Addressing the media on June 18, CS Davis Chirchir said the company cited in connection with Chivayo was not among the contractors that submitted bids for the JKIA upgrade contract. "The said company is not among the contractors that submitted bids for the JKIA contract," Chirchir said. He added that the procurement process involved a comprehensive evaluation of bids and adherence to all statutory requirements, including due diligence, approvals and compliance with public procurement laws.
The government's clarification follows reporting by ZimLive, subsequently confirmed by The Standard and multiple other Kenyan outlets, that Chivayo's company IMC Construction Kenya had been brought in as a joint venture partner by China Communications Construction Company, the Chinese state-owned construction giant, alongside its subsidiary China Road and Bridge Corporation, which was awarded the JKIA contract. The reporting, which cited two people said to be familiar with the transaction, drew immediate public scrutiny given Chivayo's well-documented personal proximity to President William Ruto.

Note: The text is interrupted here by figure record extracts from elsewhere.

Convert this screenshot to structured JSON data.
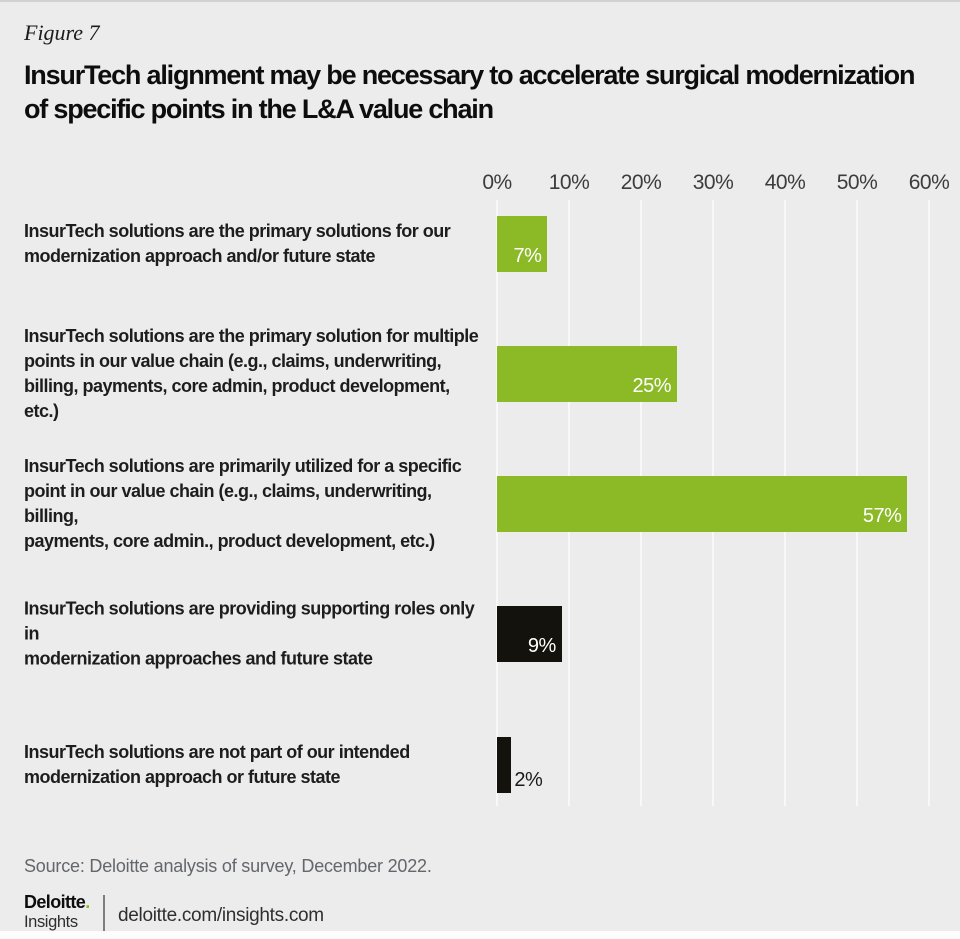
{
  "figure_label": "Figure 7",
  "title": "InsurTech alignment may be necessary to accelerate surgical modernization\nof specific points in the L&A value chain",
  "chart_data": {
    "type": "bar",
    "orientation": "horizontal",
    "unit": "%",
    "title": "InsurTech alignment may be necessary to accelerate surgical modernization of specific points in the L&A value chain",
    "categories": [
      "InsurTech solutions are the primary solutions for our\nmodernization approach and/or future state",
      "InsurTech solutions are the primary solution for multiple\npoints in our value chain (e.g., claims, underwriting,\nbilling, payments, core admin, product development, etc.)",
      "InsurTech solutions are primarily utilized for a specific\npoint in our value chain (e.g., claims, underwriting, billing,\npayments, core admin., product development, etc.)",
      "InsurTech solutions are providing supporting roles only in\nmodernization approaches and future state",
      "InsurTech solutions are not part of our intended\nmodernization approach or future state"
    ],
    "values": [
      7,
      25,
      57,
      9,
      2
    ],
    "value_labels": [
      "7%",
      "25%",
      "57%",
      "9%",
      "2%"
    ],
    "bar_colors": [
      "#8bba26",
      "#8bba26",
      "#8bba26",
      "#14120d",
      "#14120d"
    ],
    "x_axis": {
      "position": "top",
      "min": 0,
      "max": 60,
      "ticks": [
        "0%",
        "10%",
        "20%",
        "30%",
        "40%",
        "50%",
        "60%"
      ]
    },
    "grid": true,
    "legend": false
  },
  "source": "Source: Deloitte analysis of survey, December 2022.",
  "footer": {
    "brand": "Deloitte",
    "brand_dot": ".",
    "brand_sub": "Insights",
    "url": "deloitte.com/insights.com"
  },
  "colors": {
    "background": "#ececec",
    "green": "#8bba26",
    "dark_bar": "#14120d",
    "gridline": "#f8f8f8",
    "source_text": "#63666a",
    "brand_green": "#86bc25"
  }
}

Chirchir also used the briefing to clarify the scope and cost of the project itself, saying the final contract value has not been determined and that the government does not expect the award to exceed KSh154.2 billion. He described the upgrade as comprising multiple components beyond the construction of a new passenger terminal, including rehabilitation of existing terminal facilities and airfield infrastructure, expansion of terminal buildings, development of a new greenfield terminal, improvements to aircraft stands, taxiways, utility networks, access roads, aviation systems and other supporting infrastructure. The existing terminal is expected to expand from a capacity of 7.5 million passengers annually to 12 million, while the new terminal will handle an additional 10 million, raising JKIA's overall capacity to approximately 22 million passengers per year. The CS defended the projected cost, saying benchmarking against comparable regional airport developments showed the construction cost was competitive and in some cases lower than similar projects, with the unit cost approximately 20 percent below comparable facilities classified under IATA Category B or C service standards.

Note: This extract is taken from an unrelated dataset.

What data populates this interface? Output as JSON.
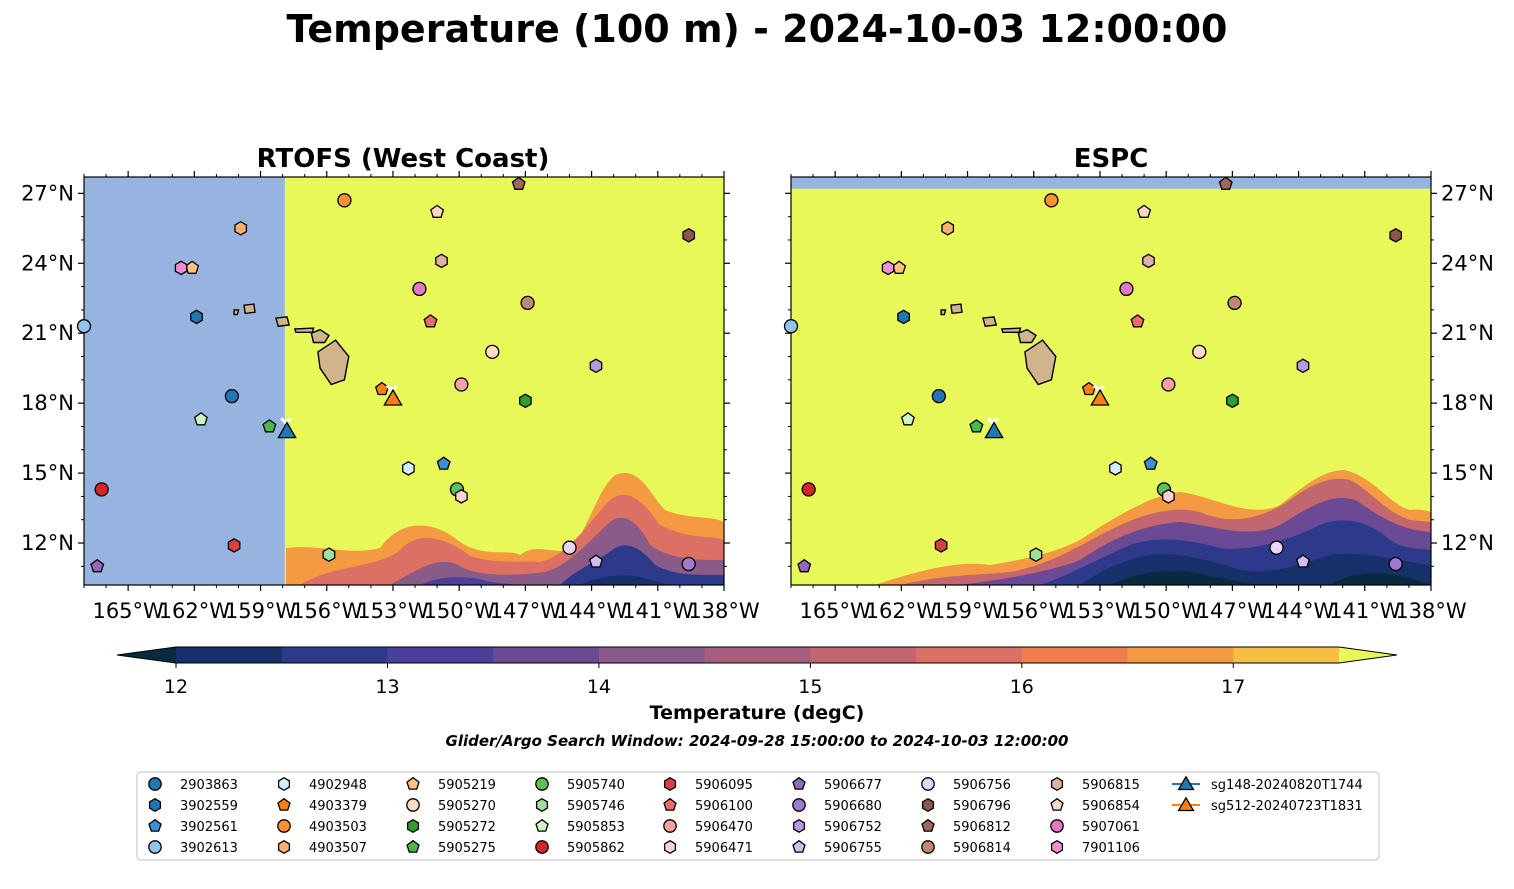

Chivayo, 45, is a Zimbabwean businessman who has made multiple high-profile visits to Kenya's State House and has publicly described Ruto as a father figure and mentor. He shared photographs from the president's residence in Kilgoris in January 2025, met Ruto and Deputy President Kithure Kindiki at Sagana State Lodge in January 2026, and visited the newly built Wajir State Lodge on June 1, 2026, where he disclosed he was discussing a multimillion-dollar investment project with the president. He was also granted a Kenyan passport in February 2026, a decision made public by activist Boniface Mwangi.
His business history has drawn persistent scrutiny in Zimbabwe. He was convicted of theft in 2004 and faced corruption charges in 2018 related to a $5.6 million advance payment his company Intratrek Zimbabwe received for a 100-megawatt solar power plant in Gwanda, allegations that prosecutors said involved misappropriation of funds. He was acquitted in March 2023 after courts ruled the underlying contract was valid. His lawyers have consistently denied wrongdoing in all cases connected to his name.

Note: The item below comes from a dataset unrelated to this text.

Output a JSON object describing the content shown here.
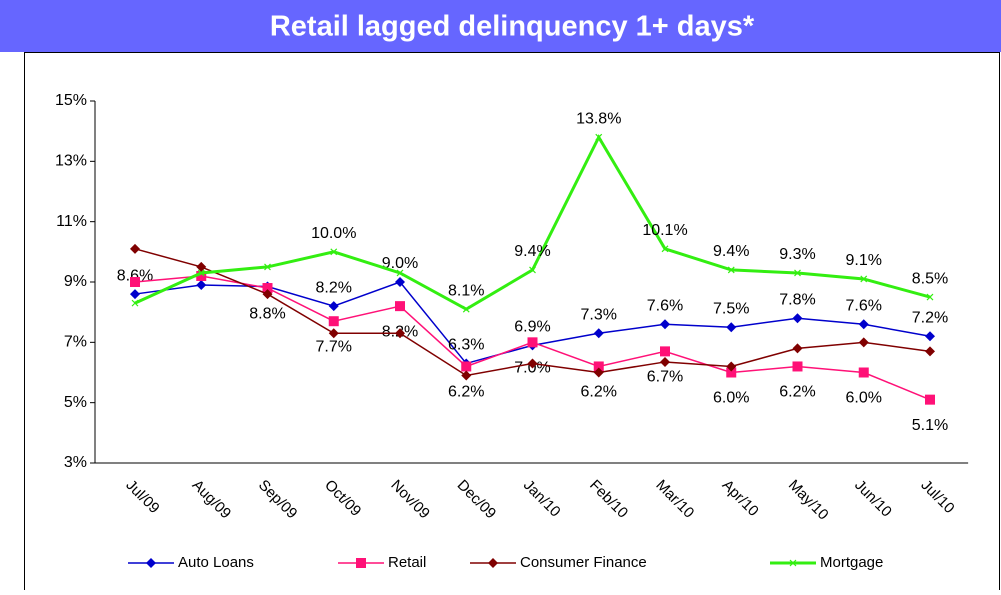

The JKIA contract itself has a troubled recent history. The original 2024 award to India's Adani Group was cancelled following public protests in Kenya and a United States corruption investigation into the Indian conglomerate. The re-tendering process that produced the current CCCC-led award was intended to reset the procurement on cleaner terms, making the renewed scrutiny over Chivayo's reported involvement particularly sensitive for the Kenyan government.
Whether the government's formal denial fully closes the question remains to be seen. Chirchir's statement addressed the procurement process and the contractor list but did not directly address whether IMC Construction Kenya had any involvement in the project outside of a formal bid submission, nor did it engage with the specific nature of what ZimLive's sources described as a joint venture arrangement. The Kenyan public debate over the contract is unlikely to settle on the basis of a ministerial press briefing alone, given the scale of the deal, the recent Adani precedent, and the visibility of Chivayo's relationship with the presidency.